Опубликовано в журнале Неприкосновенный запас, номер 3, 2002
В последнее время среди специалистов в области сравнительной политэкономии посткоммунистических преобразований начало складываться нечто вроде консенсуса. В его основе — признание того факта, что политика оказывает большое влияние на результаты экономических реформ и что первоначальные предположения касательно оптимальной стратегии и институциональной базы реформ были ошибочными. Согласно этой точке зрения, именно политическими факторами объясняется разделение посткоммунистических государств на три группы в зависимости от глубины реформ, причем наиболее деструктивным экономически оказывается промежуточное положение частичной реформированности. Высокая степень реформированности создает определенную инерцию экономического развития, когда по мере реформирования экономические успехи и появление новых экономических акторов являются стимулом к продолжению реформ. На противоположном конце спектра, где реформы крайне ограниченны или вовсе отсутствуют, государства в значительной степени сохраняют статус-кво; их экономики не растут, но и не переживают коллапс.
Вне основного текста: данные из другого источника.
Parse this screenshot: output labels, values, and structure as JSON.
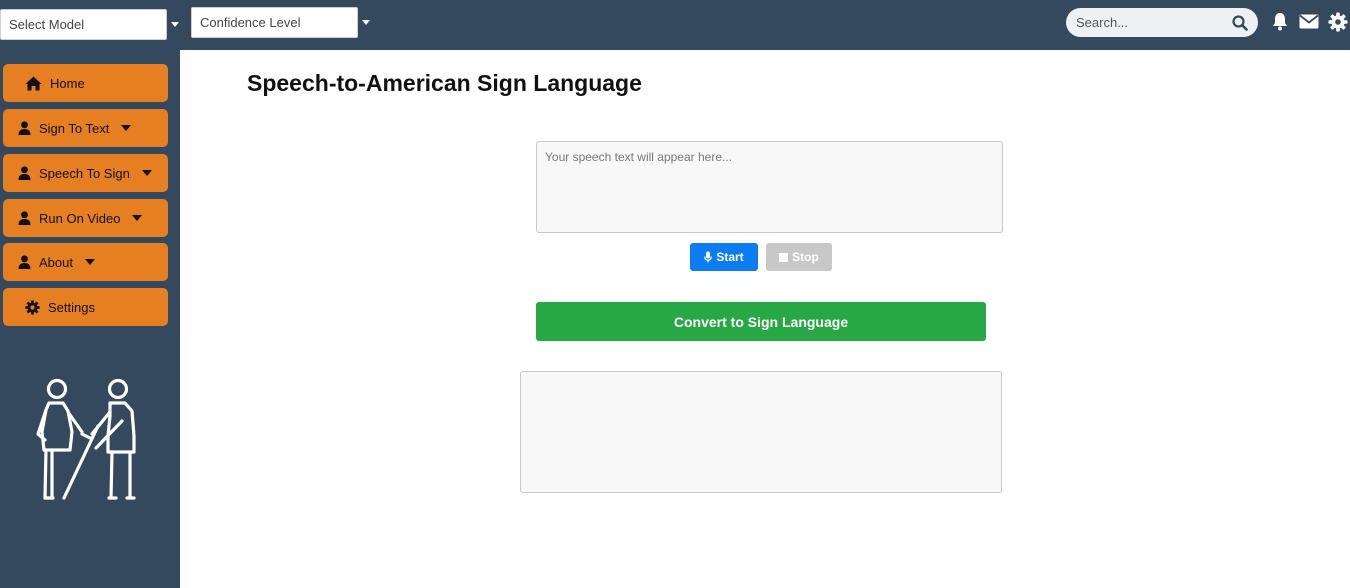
{
  "topbar": {
    "model_select": {
      "value": "Select Model"
    },
    "confidence_select": {
      "value": "Confidence Level"
    },
    "search": {
      "placeholder": "Search..."
    }
  },
  "sidebar": {
    "items": [
      {
        "label": "Home",
        "icon": "home-icon",
        "has_caret": false
      },
      {
        "label": "Sign To Text",
        "icon": "user-icon",
        "has_caret": true
      },
      {
        "label": "Speech To Sign",
        "icon": "user-icon",
        "has_caret": true
      },
      {
        "label": "Run On Video",
        "icon": "user-icon",
        "has_caret": true
      },
      {
        "label": "About",
        "icon": "user-icon",
        "has_caret": true
      },
      {
        "label": "Settings",
        "icon": "gear-icon",
        "has_caret": false
      }
    ]
  },
  "main": {
    "title": "Speech-to-American Sign Language",
    "speech_placeholder": "Your speech text will appear here...",
    "start_label": "Start",
    "stop_label": "Stop",
    "convert_label": "Convert to Sign Language"
  },
  "colors": {
    "nav_bg": "#34495e",
    "sidebar_button": "#e67e22",
    "start_button": "#0d7cf2",
    "stop_button": "#c8c8c8",
    "convert_button": "#28a745"
  }
}
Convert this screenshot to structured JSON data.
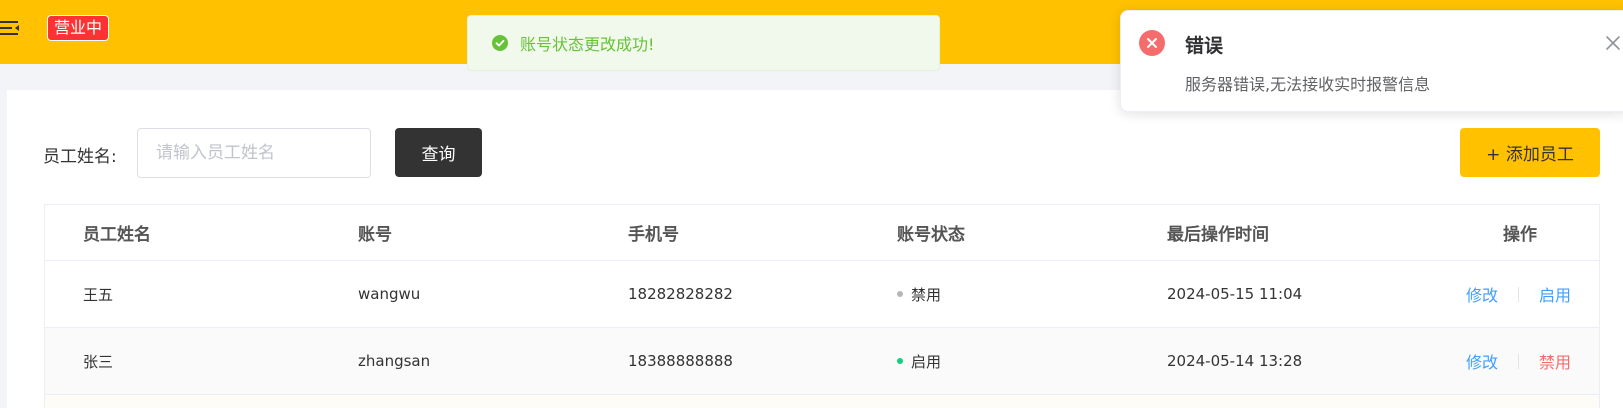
{
  "header": {
    "status_tag": "营业中",
    "menu_icon": "menu-fold-icon",
    "bg_color": "#ffc100"
  },
  "success_message": {
    "text": "账号状态更改成功!",
    "icon": "check-circle-icon",
    "color": "#67c23a"
  },
  "search": {
    "label": "员工姓名:",
    "placeholder": "请输入员工姓名",
    "value": "",
    "query_button": "查询"
  },
  "add_button": "+ 添加员工",
  "table": {
    "headers": [
      "员工姓名",
      "账号",
      "手机号",
      "账号状态",
      "最后操作时间",
      "操作"
    ],
    "rows": [
      {
        "name": "王五",
        "account": "wangwu",
        "phone": "18282828282",
        "status": "禁用",
        "status_color": "#b7b7b7",
        "time": "2024-05-15 11:04",
        "edit": "修改",
        "toggle": "启用"
      },
      {
        "name": "张三",
        "account": "zhangsan",
        "phone": "18388888888",
        "status": "启用",
        "status_color": "#12d07d",
        "time": "2024-05-14 13:28",
        "edit": "修改",
        "toggle": "禁用"
      }
    ]
  },
  "notification": {
    "title": "错误",
    "message": "服务器错误,无法接收实时报警信息",
    "icon": "error-circle-icon",
    "close_icon": "close-icon"
  }
}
Государства же в состоянии частичной реформированности лишены и выгод экономического роста, и преимуществ стабильности. Вместо этого, перекосы в экономической системе и неравенство, сложившееся в результате частичной реформы, приводят к тому, что “победители” начального этапа реформ противостоят их дальнейшему углублению, которое может подорвать их позиции; частично реформированные государства, таким образом, попадают в ситуацию пагубного равновесия сил.
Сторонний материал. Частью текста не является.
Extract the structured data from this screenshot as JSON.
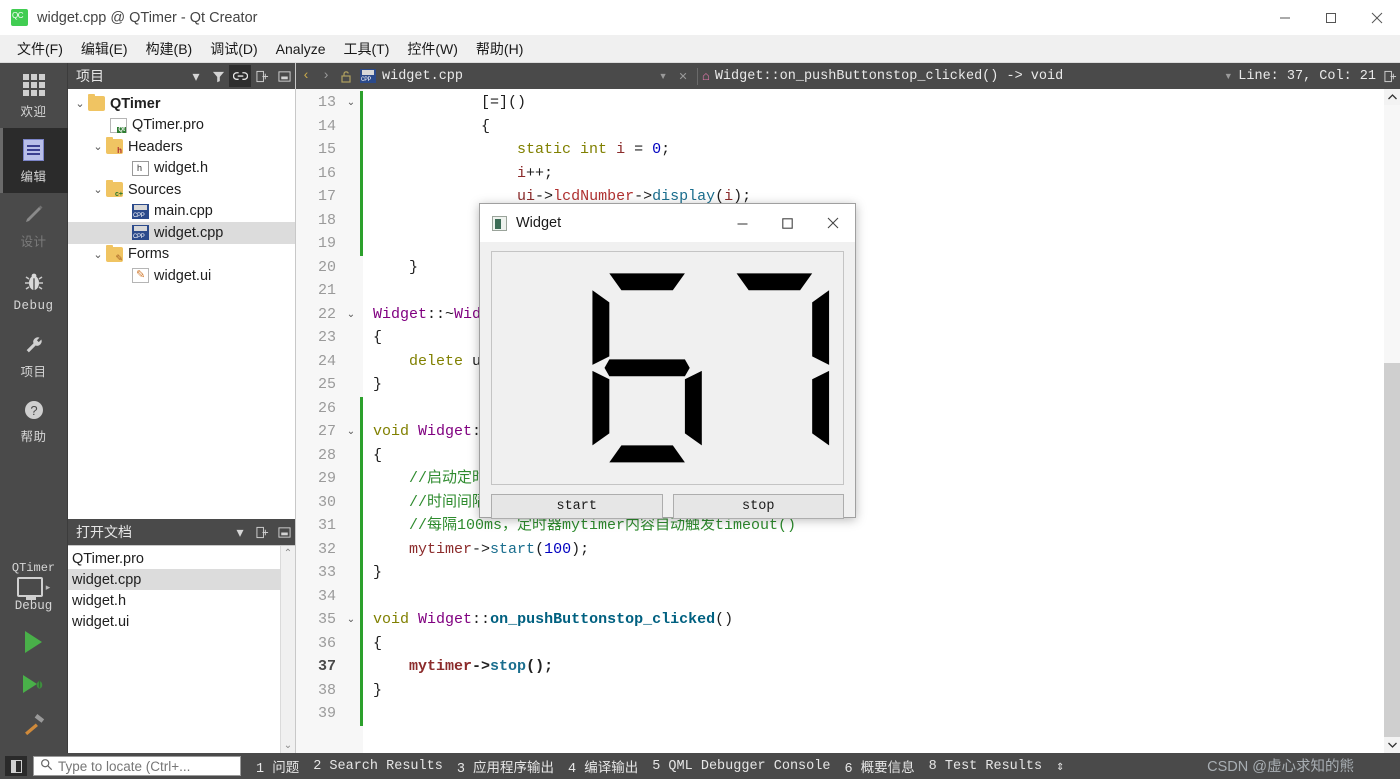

Подобная схема, подводящая итоги первого десятилетия реформ, имеет много привлекательных черт. Тем не менее ее авторы заблуждаются, утверждая, что состояние частичной реформированности есть результат равновесия сил в обществе, поддерживаемого “победителями” начального этапа реформ. С моей точки зрения, в целом ряде случаев состояние частичной реформированности является продуктом фискальных кризисов, характерных для посткоммунистических государств; эти кризисы мешают новым экономическим акторам взять под контроль политический процесс и стимулировать продолжение реформ. Я собираюсь показать, что именно по такому сценарию развивались события и в России; сначала, однако, целесообразно напомнить основные доводы сторонников и противников теории равновесия.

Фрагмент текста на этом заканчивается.